Do you have any health checks set on the backend in haproxy?

If haproxy is bouncing the request with an 503, it either really can't reach the destination server, or it has marked the backend as down and didn't try.

Something that might help debug is to launch this on the target server:

sudo certbot certonly -d example.com --debug-challenges --standalone --dry-run

That will keep the Certbot standalone server up indefinitely.

From there, you can try see whether you can make an HTTP request from the haproxy server and try to make the backend work.

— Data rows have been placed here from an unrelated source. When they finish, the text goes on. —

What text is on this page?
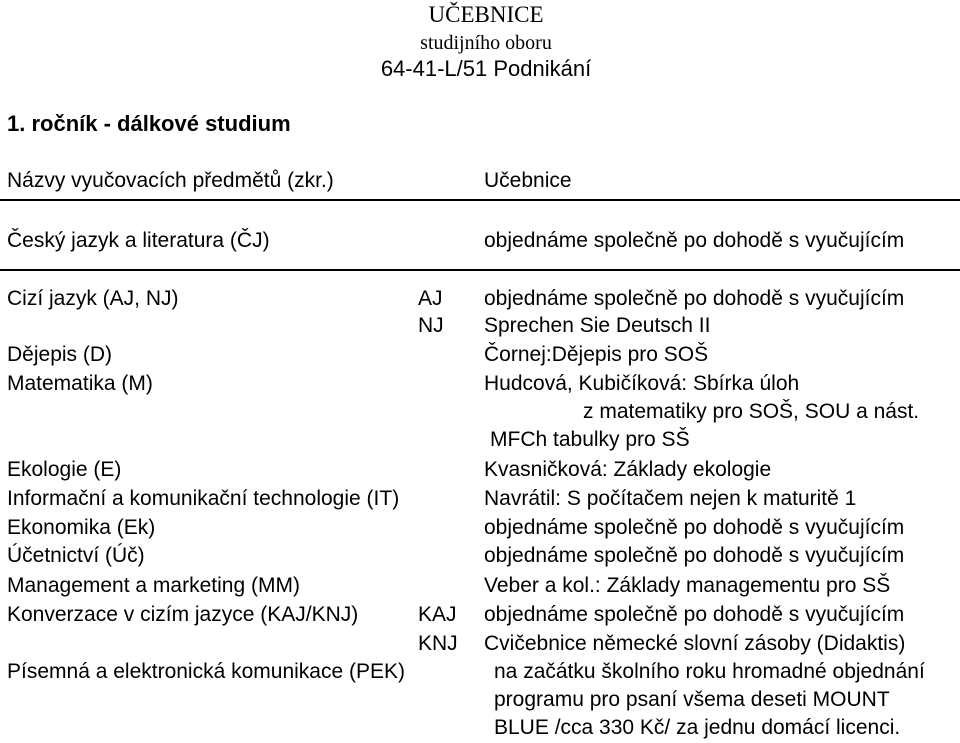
UČEBNICE
studijního oboru
64-41-L/51 Podnikání
1. ročník - dálkové studium
Názvy vyučovacích předmětů (zkr.)	Učebnice
Český jazyk a literatura (ČJ)	objednáme společně po dohodě s vyučujícím
Cizí jazyk (AJ, NJ)	AJ objednáme společně po dohodě s vyučujícím
NJ Sprechen Sie Deutsch II
Dějepis (D)	Čornej:Dějepis pro SOŠ
Matematika (M)	Hudcová, Kubičíková: Sbírka úloh
z matematiky pro SOŠ, SOU a nást.
MFCh tabulky pro SŠ
Ekologie (E)	Kvasničková: Základy ekologie
Informační a komunikační technologie (IT)	Navrátil: S počítačem nejen k maturitě 1
Ekonomika (Ek)	objednáme společně po dohodě s vyučujícím
Účetnictví (Úč)	objednáme společně po dohodě s vyučujícím
Management a marketing (MM)	Veber a kol.: Základy managementu pro SŠ
Konverzace v cizím jazyce (KAJ/KNJ)	KAJ objednáme společně po dohodě s vyučujícím
KNJ Cvičebnice německé slovní zásoby (Didaktis)
Písemná a elektronická komunikace (PEK)	na začátku školního roku hromadné objednání
programu pro psaní všema deseti MOUNT
BLUE /cca 330 Kč/ za jednu domácí licenci.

I do have checks in place on my http backends. However, I noticed certbot is spinning up the standalone as ip6
root@bitwarden:/home/michael# netstat -tnlp
Active Internet connections (only servers)
Proto Recv-Q Send-Q Local Address Foreign Address State PID/Program name
tcp 0 0 127.0.0.53:53 0.0.0.0:* LISTEN 699/systemd-resolve
tcp 0 0 0.0.0.0:22 0.0.0.0:* LISTEN 765/sshd: /usr/sbin
tcp6 0 0 :::80 :::* LISTEN 47703/python3
tcp6 0 0 :::22 :::* LISTEN 765/sshd: /usr/sbin

I'm not using ip6 on my router or this server.
2: ens18: <BROADCAST,MULTICAST,UP,LOWER_UP> mtu 1500 qdisc fq_codel state UP group default qlen 1000
link/ether a2:df:19:01:99:75 brd ff:ff:ff:ff:ff:ff
inet 192.168.1.201/24 brd 192.168.1.255 scope global dynamic ens18
valid_lft 57516sec preferred_lft 57516sec
I was under the impression the standalone was supposed to default to ip6 and when it wasn't active drop down to ip4

The IPv6 bind is expected on Linux:

By default, Certbot first attempts to bind to the port for all interfaces using IPv6 and then bind to that port using IPv4; Certbot continues so long as at least one bind succeeds. On most Linux systems, IPv4 traffic will be routed to the bound IPv6 port and the failure during the second bind is expected.

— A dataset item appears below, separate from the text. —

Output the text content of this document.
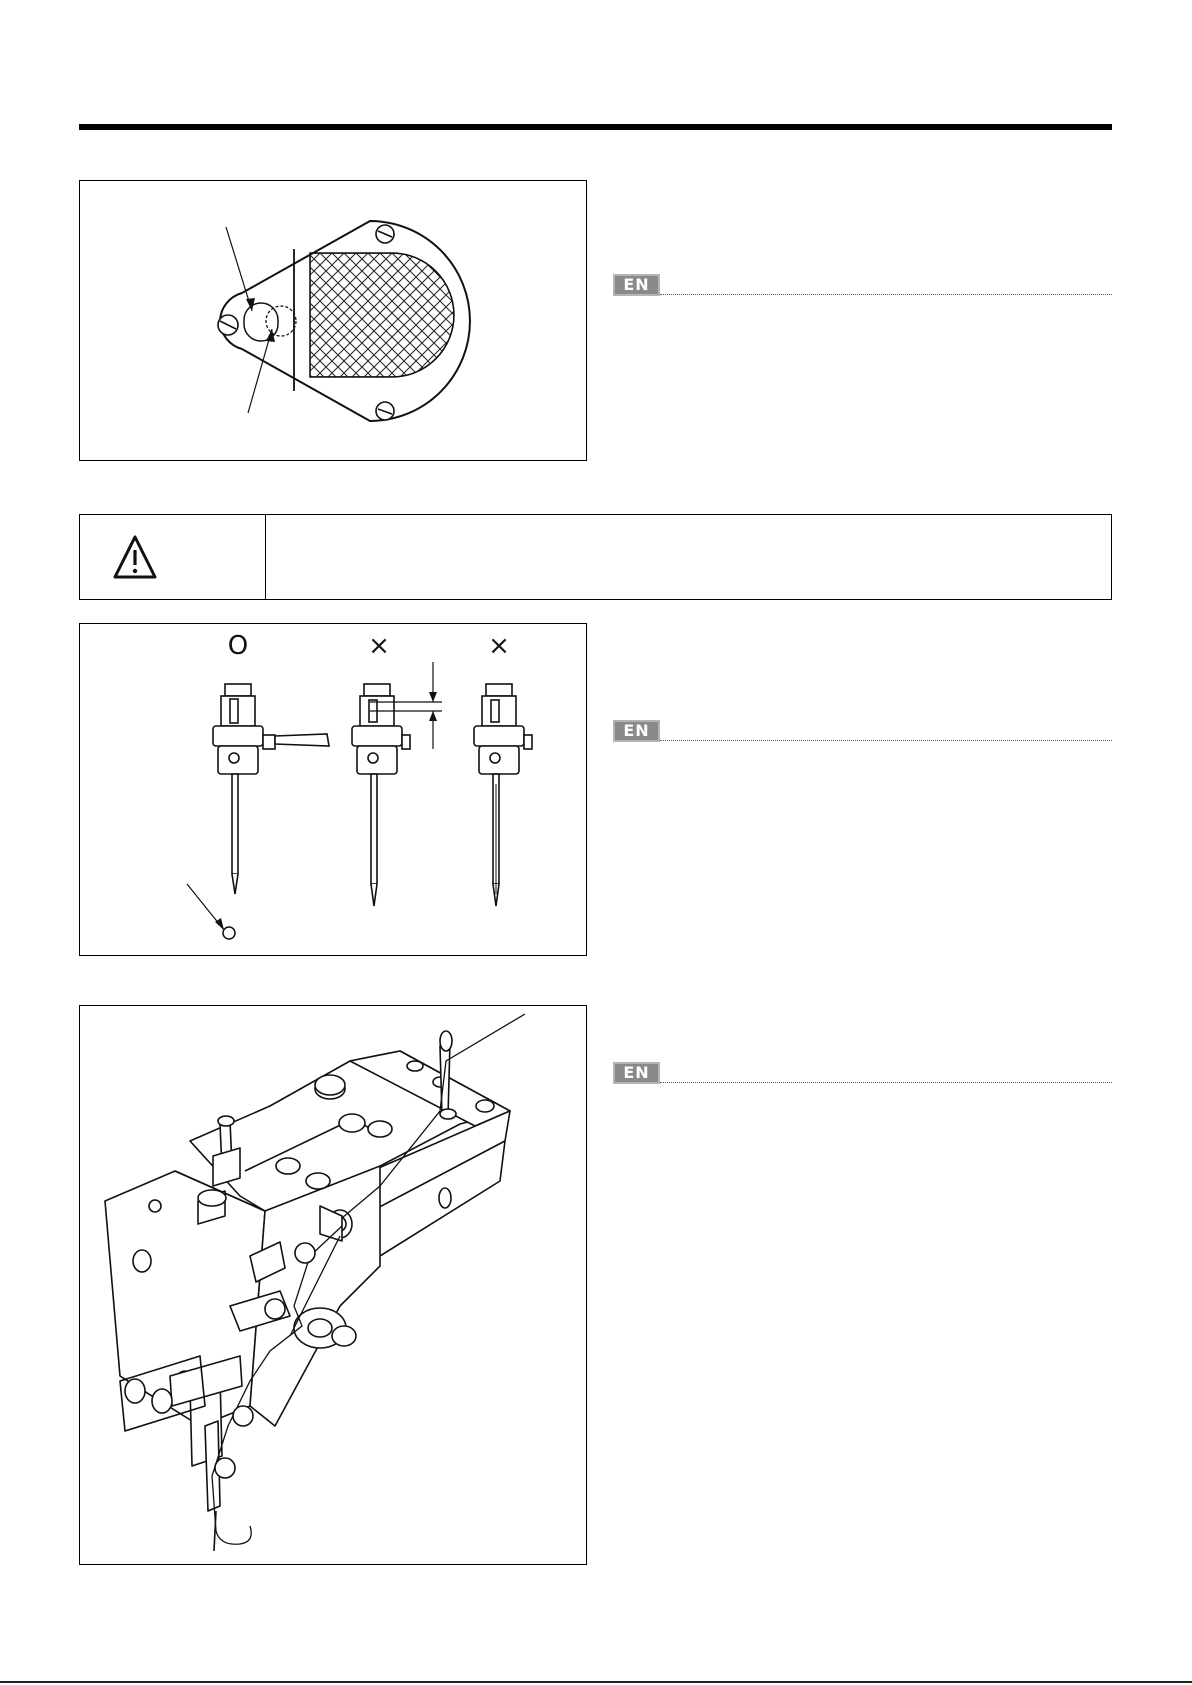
EN
O	×	×
EN
EN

To exclude IPv6 being an issue, you could, from the haproxy server, try check that Certbot's standalone server is reachable with IPv4:

curl -4 http://192.168.1.201

Personally I'd try disabling the health check, or try ACL routing /.well-known/acme-challenge/ to a separate backend (same IP) which lacks any health checks.

It was the check feature. I will sit down down later and write some ACL lines to route past the normal check routines. Thanks for all the help!